My grandmother had a recipe for Fudge that I have found few other places. She got it from her mother who got it from hers traceable back as far her ancestors were Mormon. Over the Christmas holidays, my siblings and I were talking about it origins. None of us could recall the details. So it was time for some research.
Apparently her recipe is called "Opera Fudge" and was "invented" in 1866 in Baltimore. Opera fudge is made like regular fudge except that after cooking to a "soft ball" stage the fudge is then treated in the "creme fondent method" which means it is poured on a marble slab or on a large platter and allowed to cool completely. Then it is stirred with a wooden spoon or paddle until the glossy shine fades to a matte finish. It is then worked by hand adding butter and milk until it is soft like clay. It is then formed into inch thick logs and sliced for serving. It is call Opera Fudge probably because of its similarity to Opera drops, which were vanilla and made the same way but then covered in chocolate. One source claims this method is older than the currently more popular method of fudge making, but fell off because of being more labor intensive.

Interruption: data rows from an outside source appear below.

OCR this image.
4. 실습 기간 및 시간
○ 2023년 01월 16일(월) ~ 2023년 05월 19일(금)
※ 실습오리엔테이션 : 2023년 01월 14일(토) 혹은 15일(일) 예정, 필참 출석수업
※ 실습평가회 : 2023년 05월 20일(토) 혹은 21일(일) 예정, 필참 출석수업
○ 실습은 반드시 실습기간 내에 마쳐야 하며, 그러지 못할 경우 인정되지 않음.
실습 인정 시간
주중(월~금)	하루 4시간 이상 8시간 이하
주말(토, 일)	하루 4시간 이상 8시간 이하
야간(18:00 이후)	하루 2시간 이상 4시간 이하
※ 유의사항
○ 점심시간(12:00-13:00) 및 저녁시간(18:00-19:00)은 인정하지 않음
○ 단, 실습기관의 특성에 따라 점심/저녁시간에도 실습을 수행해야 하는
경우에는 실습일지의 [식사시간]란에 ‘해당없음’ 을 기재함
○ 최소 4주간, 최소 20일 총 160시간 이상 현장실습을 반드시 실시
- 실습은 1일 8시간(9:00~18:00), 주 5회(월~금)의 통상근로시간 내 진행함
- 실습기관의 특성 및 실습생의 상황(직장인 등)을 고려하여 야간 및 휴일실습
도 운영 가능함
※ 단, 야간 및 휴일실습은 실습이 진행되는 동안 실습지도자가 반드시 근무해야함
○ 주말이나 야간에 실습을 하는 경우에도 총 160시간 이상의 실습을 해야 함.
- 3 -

And the Woodbury connection? Family histories contain countless attempts to supply the sweets the family wanted. Sorghum molasses and honey were the two most common. One ancestor made a very popular sorghum peach preserves. Others made candy with honey. Every effort was made to replace the supply of Sugar the Utah just did not have. At some point the fudge recipe made it out west, since the Woodbury family has been in the old Salt Lake City 4th and 7th Ward since before they were formed in the early 1850's, they would not have brought it with them.
My Aunt, however, thinks her mother got this recipe when she was attending UofU studying Home Economics in the 1920's.
1 1/4 Cup Milk
2 squares baking chocolate
3 Cups Sugar
2 Tablespons of Butter
Adding a little Corn Syrup helps prevent it from crystalizing too soon, but that is a modern addition.